Дух идишской культуры всегда жил в Шагале, и достаточно было одной искры, чтобы он заполыхал вовсю. Идишский мир, перенесенный на почву Израиля, привлекал его больше всего остального в этой стране. Но до какой степени? Безусловно, ему не хотелось, чтобы израильтяне плохо думали о нем, и, быть может, по этой причине он время от времени прибегал к привычной в диаспоре фразе «Если бы только я мог…», когда речь заходила об алие — переселении. Суцкеверу он однажды написал: «Не раз я думал про себя: если бы я только мог убежать на мою маленькую, но горячо любимую землю, чтобы прожить свои годы рядом с тобой и вдыхать воздух настоящих людей… Чем старше становится человек, тем больше его тянет к истокам. Я завидую тебе — ты на своей земле». Но комментарии Вирджинии к этому письму беспощадны: «Излишне говорить, что Марк не испытывал ни малейшего желания жить в Израиле».
Так это или нет, трудно сказать.
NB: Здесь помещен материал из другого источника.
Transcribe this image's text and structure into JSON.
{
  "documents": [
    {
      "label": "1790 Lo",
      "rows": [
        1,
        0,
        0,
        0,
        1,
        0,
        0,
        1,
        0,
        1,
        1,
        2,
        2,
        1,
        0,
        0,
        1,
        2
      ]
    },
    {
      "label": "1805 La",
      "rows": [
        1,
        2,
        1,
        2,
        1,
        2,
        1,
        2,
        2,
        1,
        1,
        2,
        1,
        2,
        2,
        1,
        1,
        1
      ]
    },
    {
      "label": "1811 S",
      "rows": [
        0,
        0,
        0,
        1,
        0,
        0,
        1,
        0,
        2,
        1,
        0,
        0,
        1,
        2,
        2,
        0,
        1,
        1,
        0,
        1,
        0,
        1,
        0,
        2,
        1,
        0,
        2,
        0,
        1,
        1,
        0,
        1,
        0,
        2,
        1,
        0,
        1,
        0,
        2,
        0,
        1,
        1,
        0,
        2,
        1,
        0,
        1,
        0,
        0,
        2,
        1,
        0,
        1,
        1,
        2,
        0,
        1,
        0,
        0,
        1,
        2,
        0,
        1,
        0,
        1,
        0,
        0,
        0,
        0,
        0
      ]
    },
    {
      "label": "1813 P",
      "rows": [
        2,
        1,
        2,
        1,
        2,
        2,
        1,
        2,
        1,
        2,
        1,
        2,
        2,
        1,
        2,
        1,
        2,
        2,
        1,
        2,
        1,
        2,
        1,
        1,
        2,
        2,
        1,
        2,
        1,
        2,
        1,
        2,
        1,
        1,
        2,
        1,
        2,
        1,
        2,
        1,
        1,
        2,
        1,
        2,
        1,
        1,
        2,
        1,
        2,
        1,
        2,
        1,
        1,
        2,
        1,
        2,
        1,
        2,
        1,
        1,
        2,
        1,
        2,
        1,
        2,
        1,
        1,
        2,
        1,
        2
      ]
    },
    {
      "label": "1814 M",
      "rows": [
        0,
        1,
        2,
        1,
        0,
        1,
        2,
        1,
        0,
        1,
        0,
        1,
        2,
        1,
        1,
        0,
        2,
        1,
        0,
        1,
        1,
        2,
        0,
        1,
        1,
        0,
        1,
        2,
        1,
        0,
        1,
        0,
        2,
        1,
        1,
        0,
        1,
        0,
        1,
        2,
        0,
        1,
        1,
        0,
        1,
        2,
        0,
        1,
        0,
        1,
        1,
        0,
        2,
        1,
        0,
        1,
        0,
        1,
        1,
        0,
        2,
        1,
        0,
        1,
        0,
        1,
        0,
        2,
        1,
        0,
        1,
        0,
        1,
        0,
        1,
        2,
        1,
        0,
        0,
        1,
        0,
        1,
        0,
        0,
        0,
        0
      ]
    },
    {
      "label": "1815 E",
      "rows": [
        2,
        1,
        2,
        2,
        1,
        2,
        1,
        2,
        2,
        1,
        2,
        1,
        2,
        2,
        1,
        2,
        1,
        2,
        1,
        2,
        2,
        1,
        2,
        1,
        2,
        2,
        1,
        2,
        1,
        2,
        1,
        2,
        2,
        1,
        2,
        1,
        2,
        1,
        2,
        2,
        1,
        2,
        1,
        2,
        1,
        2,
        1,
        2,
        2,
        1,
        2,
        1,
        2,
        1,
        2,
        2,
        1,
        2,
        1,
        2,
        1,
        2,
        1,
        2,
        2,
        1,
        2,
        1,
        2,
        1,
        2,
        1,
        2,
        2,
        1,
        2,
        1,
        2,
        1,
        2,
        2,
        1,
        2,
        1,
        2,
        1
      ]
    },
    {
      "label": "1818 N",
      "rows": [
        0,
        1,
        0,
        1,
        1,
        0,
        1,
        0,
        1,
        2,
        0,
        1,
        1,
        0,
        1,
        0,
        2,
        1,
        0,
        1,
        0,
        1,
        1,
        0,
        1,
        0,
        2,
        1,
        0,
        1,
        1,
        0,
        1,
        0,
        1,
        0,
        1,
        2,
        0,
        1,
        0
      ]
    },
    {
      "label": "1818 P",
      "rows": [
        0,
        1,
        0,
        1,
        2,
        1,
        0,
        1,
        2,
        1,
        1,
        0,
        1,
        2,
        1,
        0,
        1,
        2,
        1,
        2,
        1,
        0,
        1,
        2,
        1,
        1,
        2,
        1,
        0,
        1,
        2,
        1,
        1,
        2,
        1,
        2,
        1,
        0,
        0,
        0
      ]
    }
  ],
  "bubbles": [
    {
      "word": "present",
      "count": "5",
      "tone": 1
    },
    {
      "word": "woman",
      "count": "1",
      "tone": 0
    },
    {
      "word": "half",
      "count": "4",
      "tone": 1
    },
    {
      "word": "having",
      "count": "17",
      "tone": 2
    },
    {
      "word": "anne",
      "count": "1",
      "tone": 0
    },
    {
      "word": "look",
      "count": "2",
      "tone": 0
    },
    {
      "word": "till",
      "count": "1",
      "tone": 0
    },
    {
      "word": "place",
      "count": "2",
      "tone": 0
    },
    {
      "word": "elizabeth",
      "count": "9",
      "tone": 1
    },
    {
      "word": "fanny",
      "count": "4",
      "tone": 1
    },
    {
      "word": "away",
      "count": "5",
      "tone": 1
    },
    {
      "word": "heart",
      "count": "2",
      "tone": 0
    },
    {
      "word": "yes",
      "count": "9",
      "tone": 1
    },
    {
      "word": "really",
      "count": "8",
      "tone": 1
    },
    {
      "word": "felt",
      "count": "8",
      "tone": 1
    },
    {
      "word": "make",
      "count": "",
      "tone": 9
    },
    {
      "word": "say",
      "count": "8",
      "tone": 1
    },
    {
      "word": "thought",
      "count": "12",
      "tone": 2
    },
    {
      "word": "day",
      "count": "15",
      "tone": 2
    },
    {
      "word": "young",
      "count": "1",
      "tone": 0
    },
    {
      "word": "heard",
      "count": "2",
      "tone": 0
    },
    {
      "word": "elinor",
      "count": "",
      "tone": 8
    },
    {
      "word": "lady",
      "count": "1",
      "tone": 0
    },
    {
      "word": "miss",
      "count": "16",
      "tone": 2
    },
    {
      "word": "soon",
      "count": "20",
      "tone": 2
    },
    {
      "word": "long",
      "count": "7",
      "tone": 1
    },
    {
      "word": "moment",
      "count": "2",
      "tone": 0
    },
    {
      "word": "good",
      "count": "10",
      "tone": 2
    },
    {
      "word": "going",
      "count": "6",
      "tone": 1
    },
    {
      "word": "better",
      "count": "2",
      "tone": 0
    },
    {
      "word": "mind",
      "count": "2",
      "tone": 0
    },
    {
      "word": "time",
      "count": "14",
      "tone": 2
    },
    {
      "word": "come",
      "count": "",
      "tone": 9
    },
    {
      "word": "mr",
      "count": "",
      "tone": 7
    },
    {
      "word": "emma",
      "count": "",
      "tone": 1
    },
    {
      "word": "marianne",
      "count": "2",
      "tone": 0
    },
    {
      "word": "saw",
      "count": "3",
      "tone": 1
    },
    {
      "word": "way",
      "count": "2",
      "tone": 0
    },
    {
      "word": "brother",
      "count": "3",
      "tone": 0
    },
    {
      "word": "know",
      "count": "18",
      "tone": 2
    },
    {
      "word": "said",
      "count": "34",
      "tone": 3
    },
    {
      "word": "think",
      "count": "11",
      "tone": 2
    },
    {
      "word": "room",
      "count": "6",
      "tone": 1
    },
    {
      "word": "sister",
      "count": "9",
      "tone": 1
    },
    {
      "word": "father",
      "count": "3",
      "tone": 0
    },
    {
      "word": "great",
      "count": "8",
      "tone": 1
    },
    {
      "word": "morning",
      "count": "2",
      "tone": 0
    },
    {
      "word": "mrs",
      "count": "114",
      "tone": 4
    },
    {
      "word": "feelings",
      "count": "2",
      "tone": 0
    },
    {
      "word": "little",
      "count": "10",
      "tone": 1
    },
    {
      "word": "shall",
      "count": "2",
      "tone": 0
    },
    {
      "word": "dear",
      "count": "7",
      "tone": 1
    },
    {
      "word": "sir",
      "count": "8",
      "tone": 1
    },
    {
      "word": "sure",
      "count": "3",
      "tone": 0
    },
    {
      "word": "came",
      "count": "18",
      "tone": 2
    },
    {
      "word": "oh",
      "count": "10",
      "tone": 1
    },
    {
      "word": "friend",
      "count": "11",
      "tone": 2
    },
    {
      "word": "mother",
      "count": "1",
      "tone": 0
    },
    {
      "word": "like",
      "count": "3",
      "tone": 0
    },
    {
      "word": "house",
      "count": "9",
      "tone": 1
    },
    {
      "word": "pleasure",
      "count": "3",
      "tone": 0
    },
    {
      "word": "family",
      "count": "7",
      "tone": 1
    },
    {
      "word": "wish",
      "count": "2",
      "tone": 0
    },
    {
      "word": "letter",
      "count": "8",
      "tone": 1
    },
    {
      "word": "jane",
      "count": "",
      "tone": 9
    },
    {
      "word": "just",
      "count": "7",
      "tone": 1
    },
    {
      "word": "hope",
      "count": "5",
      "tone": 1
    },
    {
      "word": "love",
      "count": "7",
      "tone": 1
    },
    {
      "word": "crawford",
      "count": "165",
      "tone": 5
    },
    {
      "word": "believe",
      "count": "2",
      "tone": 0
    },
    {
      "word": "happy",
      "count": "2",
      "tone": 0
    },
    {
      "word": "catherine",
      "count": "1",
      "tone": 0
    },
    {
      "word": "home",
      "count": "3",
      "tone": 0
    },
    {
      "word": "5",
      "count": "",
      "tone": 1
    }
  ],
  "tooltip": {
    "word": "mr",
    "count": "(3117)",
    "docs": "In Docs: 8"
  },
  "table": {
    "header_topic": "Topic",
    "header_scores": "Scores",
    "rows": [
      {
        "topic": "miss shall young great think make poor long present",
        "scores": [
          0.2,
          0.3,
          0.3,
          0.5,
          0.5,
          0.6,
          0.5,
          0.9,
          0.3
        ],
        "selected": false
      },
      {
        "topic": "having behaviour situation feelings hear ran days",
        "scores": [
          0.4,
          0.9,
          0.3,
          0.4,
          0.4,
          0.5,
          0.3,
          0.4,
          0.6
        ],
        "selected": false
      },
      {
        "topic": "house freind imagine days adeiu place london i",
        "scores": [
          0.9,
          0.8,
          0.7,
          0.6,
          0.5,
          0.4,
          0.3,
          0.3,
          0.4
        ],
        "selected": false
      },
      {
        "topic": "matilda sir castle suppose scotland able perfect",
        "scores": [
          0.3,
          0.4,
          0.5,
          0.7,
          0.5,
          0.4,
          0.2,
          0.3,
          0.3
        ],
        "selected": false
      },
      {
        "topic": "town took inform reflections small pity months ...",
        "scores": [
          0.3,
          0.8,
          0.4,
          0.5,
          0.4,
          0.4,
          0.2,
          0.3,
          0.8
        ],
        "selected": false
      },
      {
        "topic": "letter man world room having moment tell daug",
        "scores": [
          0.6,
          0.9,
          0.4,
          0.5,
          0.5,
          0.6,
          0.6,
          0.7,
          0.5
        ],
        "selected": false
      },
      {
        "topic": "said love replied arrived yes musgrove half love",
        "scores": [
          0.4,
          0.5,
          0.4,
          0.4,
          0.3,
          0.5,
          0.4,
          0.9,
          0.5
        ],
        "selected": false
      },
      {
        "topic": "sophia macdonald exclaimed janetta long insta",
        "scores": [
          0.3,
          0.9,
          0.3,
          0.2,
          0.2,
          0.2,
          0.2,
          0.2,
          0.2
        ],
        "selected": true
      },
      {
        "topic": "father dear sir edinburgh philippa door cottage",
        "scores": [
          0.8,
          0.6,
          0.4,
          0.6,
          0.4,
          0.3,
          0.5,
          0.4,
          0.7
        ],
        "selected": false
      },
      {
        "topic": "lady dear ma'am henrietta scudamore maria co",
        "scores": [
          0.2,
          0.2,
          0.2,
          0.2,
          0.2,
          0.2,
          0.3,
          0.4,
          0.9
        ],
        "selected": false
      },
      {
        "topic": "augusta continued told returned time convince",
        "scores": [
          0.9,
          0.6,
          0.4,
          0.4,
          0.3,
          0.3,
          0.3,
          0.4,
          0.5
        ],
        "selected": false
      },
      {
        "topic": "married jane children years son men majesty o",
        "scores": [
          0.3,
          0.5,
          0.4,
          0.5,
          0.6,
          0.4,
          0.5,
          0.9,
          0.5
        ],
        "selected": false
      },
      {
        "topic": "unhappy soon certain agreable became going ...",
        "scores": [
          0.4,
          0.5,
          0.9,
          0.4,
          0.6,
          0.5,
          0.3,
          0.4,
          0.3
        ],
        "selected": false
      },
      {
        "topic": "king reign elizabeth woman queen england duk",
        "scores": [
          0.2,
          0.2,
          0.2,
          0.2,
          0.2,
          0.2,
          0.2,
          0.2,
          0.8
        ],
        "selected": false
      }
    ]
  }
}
В отличие от Суцкевера, который проживал еврейскую историю «изнутри», Шагал, говорящий на идише и по-французски, — словно два разных человека, его еврейская суть особенно проявлялась в общении на первом и затушевывалась на втором. Более того, вполне объяснимо, что Шагал не решался на переезд в Израиль. Эта страна в 1951 году была совсем еще провинциальной, и, хотя там жили замечательные художники, например Мордехай Ардон[54], в целом считалось, что она где-то на задворках культуры. Там не было художников международного уровня. Но что, вероятно, еще более важно, идишская культура, под мощным напором ивритской, была похожа на вымирающее животное (пройдет еще много лет, прежде чем Исаак Башевис Зингер получит Нобелевскую премию). И хотя Шагалу в Израиле оказали радушный прием, многие здесь смотрели на него как на «старого мастера», связанного с миром еврейских местечек, память о которых сионисты изо всех сил пытались вытравить.
Шагал по-прежнему посылал свои стихи в «Ди голдене кейт» (Суцкевер был главным редактором этого журнала вплоть до 1996 года), хотя наверняка понимал, что литературное творчество на идише выглядит чем-то ущербным не только на международной арене, но и на местном уровне (даже несмотря на то что «Ди голдене кейт» субсидировался израильским профсоюзом Хистадрут). При этом, что бы ни говорили израильские критики, его «идишские» полотна (хотя сам Шагал их так никогда бы не назвал — очень не любил, когда его называли «еврейским художником») пользовались сногсшибательным успехом и выставлялись в самых знаменитых музеях мира. И автор стихотворения «Моя земля», написанного в 1946 году по случаю возвращения в Париж и пронизанного грустью послевоенных скитаний (оно было опубликовано в первом номере «Ди голдене кейт»), десятилетие спустя украсит потолок Парижского оперного театра образами, напоминающими о еврейском местечке.
В Израиле Шагал, в сопровождении Вирджинии, участвовал в светских раутах. Запросто беседовал с Моше Даяном в армейском штабе, обедал с Бен-Гурионом, и тот рассказывал, что в молодости работал каменотесом и строил дороги в Палестине. Они общались на идише и подначивали друг друга: мол, искусство и политику трудно понять непосвященным. На фотографиях, сделанных во время этой поездки, Шагал, в клетчатой рубашке с галстуком, в черных брюках, на голове — парижский берет, стоит возле каменных арок Иерусалима, держа за руку стройную Вирджинию («Вирджиния по-прежнему высокая», — написал он как-то Опатошу). Он явно позирует, выглядит скованным, Вирджиния кажется немного растерянной. Наконец он встречается с Вейцманом, который годом раньше на вопрос, можно ли Шагалу расписывать христианские церкви, ответил: «Это дело вашей совести». Шагал воспользовался случаем и намекнул, что парочка-другая заказов на настенные панно от Государства Израиль снимут вопрос об украшении французского баптистерия, но ответа не получил.